Hoje, os meu filhos, bisnetos ou trinetos da primeira geração de mazucanenses que foram às minas, educa-se para competir à escala global. Nunca perdendo as referências da aldeia de Mazucane dos seus avoengos, eles aprendem a chamar casa, a chamar aldeia, ao mundo todo. Que grande MUDANÇA! Que desafios mais exaltantes, de que não se podia sonhar a uns meros 40 anos atrás.
Filipe Nyusi, o candidato da FRELIMO, trouxe um interessante mote eleitoral: CONFIANÇA, MUDANÇA, DESENVOLVIMENTO. Alguns distraídos apressaram-se a ver neste lema um ruptura radical com as referências programáticas de que ele se nutriu ao longo da sua vida. Nascido praticamente quando o Planalto de Mueda já era um caldeirão das ideias emancipalistas, Filipe Nyusi é um filho da FRELIMO. E ele sabe que este é um Partido de Mudanças. A FRELIMO é o movimento político que liderou todas as mudanças fundamentais que marcaram Moçambique no último meio século.

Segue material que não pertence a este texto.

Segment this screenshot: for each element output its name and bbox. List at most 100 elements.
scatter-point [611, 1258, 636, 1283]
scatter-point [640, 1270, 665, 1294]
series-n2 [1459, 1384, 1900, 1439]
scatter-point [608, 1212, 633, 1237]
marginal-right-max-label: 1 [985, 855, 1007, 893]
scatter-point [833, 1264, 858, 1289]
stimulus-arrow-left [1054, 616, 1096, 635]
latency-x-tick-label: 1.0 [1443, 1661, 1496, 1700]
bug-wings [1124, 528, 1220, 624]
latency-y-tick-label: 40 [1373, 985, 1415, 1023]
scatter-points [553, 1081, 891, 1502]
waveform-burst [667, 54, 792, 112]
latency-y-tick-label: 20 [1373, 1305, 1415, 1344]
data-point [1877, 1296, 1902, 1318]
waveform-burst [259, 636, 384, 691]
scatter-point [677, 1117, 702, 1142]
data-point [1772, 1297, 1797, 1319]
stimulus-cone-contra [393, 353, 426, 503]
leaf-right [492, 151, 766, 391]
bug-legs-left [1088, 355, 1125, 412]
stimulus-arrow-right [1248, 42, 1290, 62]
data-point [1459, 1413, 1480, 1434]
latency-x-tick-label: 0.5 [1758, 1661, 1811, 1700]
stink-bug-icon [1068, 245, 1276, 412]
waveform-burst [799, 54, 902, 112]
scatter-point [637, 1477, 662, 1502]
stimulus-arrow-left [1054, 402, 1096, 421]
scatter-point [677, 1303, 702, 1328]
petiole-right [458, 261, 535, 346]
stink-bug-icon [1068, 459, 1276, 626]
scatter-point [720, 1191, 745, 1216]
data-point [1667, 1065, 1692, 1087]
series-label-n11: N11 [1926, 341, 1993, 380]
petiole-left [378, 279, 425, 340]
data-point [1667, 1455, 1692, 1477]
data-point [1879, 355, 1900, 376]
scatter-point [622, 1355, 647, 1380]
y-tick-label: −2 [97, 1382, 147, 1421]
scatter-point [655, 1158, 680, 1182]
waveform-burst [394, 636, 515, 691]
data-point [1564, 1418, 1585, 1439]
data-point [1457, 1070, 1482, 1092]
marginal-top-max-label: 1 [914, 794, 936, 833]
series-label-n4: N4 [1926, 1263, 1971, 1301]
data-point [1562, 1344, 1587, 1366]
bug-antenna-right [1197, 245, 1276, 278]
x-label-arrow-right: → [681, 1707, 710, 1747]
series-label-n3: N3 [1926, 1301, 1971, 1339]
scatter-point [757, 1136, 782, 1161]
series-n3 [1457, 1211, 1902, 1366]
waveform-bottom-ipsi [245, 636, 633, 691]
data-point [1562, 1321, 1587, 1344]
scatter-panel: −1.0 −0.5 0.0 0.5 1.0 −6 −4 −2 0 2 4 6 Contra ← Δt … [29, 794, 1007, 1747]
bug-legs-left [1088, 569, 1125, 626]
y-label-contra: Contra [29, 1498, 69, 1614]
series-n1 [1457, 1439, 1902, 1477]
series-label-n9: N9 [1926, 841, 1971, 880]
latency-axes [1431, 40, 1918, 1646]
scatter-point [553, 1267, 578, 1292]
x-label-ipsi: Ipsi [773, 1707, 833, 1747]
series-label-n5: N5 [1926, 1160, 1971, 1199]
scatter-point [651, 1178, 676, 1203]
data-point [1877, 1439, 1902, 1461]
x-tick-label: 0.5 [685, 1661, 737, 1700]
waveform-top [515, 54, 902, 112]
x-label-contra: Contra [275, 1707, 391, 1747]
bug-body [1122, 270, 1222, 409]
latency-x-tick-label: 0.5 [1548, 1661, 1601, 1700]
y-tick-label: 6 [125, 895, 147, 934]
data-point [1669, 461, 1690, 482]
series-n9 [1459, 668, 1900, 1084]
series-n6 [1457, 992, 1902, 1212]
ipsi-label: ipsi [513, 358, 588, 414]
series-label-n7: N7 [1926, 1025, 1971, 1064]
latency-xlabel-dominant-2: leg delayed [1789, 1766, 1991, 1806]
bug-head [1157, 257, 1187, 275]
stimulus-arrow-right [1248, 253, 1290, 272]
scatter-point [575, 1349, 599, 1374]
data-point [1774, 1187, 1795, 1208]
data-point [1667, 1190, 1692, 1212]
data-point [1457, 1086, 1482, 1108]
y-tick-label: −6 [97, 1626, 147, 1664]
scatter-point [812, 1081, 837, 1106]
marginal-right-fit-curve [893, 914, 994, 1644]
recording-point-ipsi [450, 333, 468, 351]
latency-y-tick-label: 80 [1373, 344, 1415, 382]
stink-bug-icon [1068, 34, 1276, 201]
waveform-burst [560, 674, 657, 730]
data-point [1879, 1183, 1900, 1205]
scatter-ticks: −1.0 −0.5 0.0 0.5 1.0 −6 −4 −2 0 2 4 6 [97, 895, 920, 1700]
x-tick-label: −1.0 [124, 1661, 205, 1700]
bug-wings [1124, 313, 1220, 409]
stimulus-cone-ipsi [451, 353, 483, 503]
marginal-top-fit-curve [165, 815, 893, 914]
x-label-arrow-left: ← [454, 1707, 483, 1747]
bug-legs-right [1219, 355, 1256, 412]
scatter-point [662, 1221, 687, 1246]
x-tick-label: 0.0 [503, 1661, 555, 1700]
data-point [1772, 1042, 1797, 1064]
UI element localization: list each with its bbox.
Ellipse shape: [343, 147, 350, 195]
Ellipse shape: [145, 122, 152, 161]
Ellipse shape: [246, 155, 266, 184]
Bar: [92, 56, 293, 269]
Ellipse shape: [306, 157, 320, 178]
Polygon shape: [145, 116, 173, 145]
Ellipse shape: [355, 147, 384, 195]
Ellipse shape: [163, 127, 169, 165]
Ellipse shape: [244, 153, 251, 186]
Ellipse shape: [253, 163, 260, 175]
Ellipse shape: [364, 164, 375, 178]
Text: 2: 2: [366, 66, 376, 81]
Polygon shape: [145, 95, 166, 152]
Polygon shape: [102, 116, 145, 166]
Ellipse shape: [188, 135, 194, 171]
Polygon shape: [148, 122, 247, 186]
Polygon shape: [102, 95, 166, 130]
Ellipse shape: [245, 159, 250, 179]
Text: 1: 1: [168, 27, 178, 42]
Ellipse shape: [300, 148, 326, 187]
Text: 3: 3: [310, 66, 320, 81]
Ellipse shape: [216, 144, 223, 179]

Foi a FRELIMO que provocou uma mudança qualitativa nas formas de luta do povo moçambicano contra o colonialismo. Das reivindicações desgarradas, das greves localizadas, das lamentações que poderiam ser encontradas no cancioneiro popular do Rovuma ao Maputo, a FRELIMO liderou uma MUDANÇA de paradigmas na forma como o colonialismo português deveria ser enfrentado. Estruturou novas formas de luta, incluindo a via armada, que levaram ao derrube do sistema colonial 12 anos depois da sua fundação.
A FRELIMO foi o motor das mudanças que ocorreram na sociedade moçambicana, sinalizando que as oportunidades estavam abertas para todos. Nestes 40 anos de independência, duma sociedade eminentemente camponesa a atrasadíssima, emergiram médicos, engenheiros, operários, professores secundários e universitários, investigadores, agrónomos, enfermeiros, extensionistas agrários, veterinários... Todas estas MUDANÇAS ocorreram em menos de 40 anos!
Sem querer esgotar a lista de Mudanças, posso ainda dizer que foi a FRELIMO que promoveu e “pionerou” a participação democrática, de mulheres e homens, na vida política nacional. As decisões, no seio da FRELIMO e, particularmente, nas zonas libertadas eram tomadas após prolongadas discussões e procura de consensos.
Quando há alguns anos atrás, o Partido de Nyusi lançou o slogan “FRELIMO, a Força da Mudança” era a tudo isto que se queria referir. Era uma proclamação e uma afirmação da sua vocação intrínseca para a transformação permanente e positiva da sociedade moçambicana. Era o assumir de que pretende continuar a ser o factor de Mudança (veja-se que eu não disse “um factor”, mas sim “o factor”).
As perspetivas, oportunidades, sonhos, desafios em que Filipe Nyusi irá exercer o seu elevado magistério são diferentes daqueles em que Mondlane, Samora, Chissano e Guebuza exerceram os seus. Seria pois ingenuidade supor que ele iria exercer o seu mandato com os mesmos instrumentos e as mesmas fórmulas usadas pelos seus eminentes predecessores.
As sucessivas gerações de nativos de Mazucane conhecem o sentido da palavra MUDANÇA. Eles a viveram ao longo do seu percurso. Com todas as mudanças que tiveram, aquelas gerações todas não perderam o seu chão, as suas referências, a missão e visão comuns. E Moçambique é constituído por vários Mazucanes. E todos esses Mazucanes sabem que Nyusi continuará a inspirar-se no nosso percurso comum, iniciado há várias gerações atrás.